Ainsi, depuis son ouverture en 2007, le rôle du garage est double : être un atelier-chantier d'insertion, en accueillant dix salariés pour leur remettre le pied à l'étrier vers l'emploi et / ou la formation ; proposer la réparation, l'acquisition et la location de véhicules aux personnes à petits budgets.

Un nouveau métier : assistant mécanicien

Le garage se situe à Baugy, sur un terrain de 400 m². Le bâtiment, qui n'était au départ qu'un hangar, a bénéficié de travaux pour abriter quatre à cinq postes de travail, selon les équipes.
Ce type d'atelier-chantier d'insertion, industriel, est assez rare : « On voit plutôt du maraîchage… reconnaît Nadine Royere. On juge souvent que les personnes ne sauront pas faire parce qu'il s'agit d'une activité « d'expert ». Mais toute activité s'apprend ! »

En partenariat avec l'État, l'Afpa (Agence nationale pour la Formation Professionnelle des Adultes), Respire (un garage associatif du Loiret) et un garage « classique » local, GAS 18 a créé un nouveau métier et son référenciel : assistant mécanicien. « Quel que soit leur niveau au départ, les salariés apprennent en fonction d'un certain nombre d'attendus. À la fin, ce n'est pas un diplôme ni un titre qui leur est remis, mais un document officiel qui atteste de leurs compétences. »

Des salariés pas tout à fait comme les autres

Les salariés ont des profils et des parcours variés.

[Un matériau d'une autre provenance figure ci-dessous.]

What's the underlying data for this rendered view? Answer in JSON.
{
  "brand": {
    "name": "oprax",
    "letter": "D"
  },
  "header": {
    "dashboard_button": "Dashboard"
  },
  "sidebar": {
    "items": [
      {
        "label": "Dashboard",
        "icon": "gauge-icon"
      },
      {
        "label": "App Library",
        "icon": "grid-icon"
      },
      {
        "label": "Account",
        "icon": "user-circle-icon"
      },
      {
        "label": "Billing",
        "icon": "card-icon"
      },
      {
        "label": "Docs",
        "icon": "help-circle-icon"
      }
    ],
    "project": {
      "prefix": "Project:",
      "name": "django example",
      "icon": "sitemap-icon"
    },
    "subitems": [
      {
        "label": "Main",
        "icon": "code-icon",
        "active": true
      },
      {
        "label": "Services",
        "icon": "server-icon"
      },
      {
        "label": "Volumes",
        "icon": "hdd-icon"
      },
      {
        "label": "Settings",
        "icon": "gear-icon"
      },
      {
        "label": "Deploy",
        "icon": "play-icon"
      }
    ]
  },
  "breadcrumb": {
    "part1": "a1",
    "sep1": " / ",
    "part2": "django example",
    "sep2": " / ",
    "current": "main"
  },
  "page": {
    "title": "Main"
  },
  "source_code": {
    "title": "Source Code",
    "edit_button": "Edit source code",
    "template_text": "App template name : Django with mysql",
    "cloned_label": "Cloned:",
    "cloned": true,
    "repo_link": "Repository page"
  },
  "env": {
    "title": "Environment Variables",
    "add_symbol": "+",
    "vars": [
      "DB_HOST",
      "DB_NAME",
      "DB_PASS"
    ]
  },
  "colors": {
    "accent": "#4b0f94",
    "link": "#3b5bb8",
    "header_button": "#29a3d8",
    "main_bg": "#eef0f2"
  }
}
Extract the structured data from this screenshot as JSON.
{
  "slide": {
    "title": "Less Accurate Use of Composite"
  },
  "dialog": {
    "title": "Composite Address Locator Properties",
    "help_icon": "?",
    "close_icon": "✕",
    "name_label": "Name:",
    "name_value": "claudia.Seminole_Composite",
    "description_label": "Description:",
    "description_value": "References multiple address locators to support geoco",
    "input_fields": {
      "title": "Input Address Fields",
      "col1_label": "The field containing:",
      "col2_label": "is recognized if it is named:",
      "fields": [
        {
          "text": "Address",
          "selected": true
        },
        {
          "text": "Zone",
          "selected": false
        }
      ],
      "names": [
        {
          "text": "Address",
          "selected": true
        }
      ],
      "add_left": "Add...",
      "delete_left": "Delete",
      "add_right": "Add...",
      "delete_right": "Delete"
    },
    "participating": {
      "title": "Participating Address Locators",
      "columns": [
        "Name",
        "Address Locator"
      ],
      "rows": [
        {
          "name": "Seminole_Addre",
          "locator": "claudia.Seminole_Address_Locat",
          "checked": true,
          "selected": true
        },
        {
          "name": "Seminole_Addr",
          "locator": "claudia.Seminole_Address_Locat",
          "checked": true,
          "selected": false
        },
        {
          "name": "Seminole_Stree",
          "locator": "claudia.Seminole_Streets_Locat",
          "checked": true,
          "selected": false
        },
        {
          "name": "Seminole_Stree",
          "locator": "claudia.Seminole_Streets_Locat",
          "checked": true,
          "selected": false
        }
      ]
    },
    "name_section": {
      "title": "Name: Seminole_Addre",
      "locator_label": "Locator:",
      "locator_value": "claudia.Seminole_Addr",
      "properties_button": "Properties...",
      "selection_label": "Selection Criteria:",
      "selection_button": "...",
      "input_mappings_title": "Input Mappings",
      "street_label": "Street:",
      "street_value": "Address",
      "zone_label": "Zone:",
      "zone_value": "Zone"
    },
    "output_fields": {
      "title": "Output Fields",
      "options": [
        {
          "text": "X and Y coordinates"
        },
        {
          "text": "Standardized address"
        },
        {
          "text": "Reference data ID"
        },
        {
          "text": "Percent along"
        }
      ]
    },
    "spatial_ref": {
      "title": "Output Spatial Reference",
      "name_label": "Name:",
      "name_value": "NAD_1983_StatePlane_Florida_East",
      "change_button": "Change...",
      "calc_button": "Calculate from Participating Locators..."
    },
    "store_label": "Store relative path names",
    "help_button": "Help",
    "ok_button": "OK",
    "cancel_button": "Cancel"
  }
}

Pour être éligibles à l'atelier-chantier, leur situation doit répondre à certains critères, notamment ne pas avoir eu d'emploi stable pendant une période conséquente.

Etienne, 57 ans, habitant de Crézancy-en-Sancerre, a été guidé vers le garage par Pôle emploi. « J'étais chauffeur poids-lourds et mécanicien. Avant, on conduisait et on faisait les réparations toi-même ! Mais j'ai des problèmes de dos, c'est ce qui a causé les problèmes d'emploi... Quand ils ont vu mon CV ici, ils m'ont pris. » Au GAS 18, les salariés travaillent vingt heures par semaine, soit deux jours et demi. Un rythme plus supportable que dans un garage classique, comme le confirme Frédéric, 51 ans, de Neuilly-en-Sancerre, « incapable de tenir une semaine complète tellement les jambes et le dos sont abîmés ». Lui a connu le garage par une assistante sociale.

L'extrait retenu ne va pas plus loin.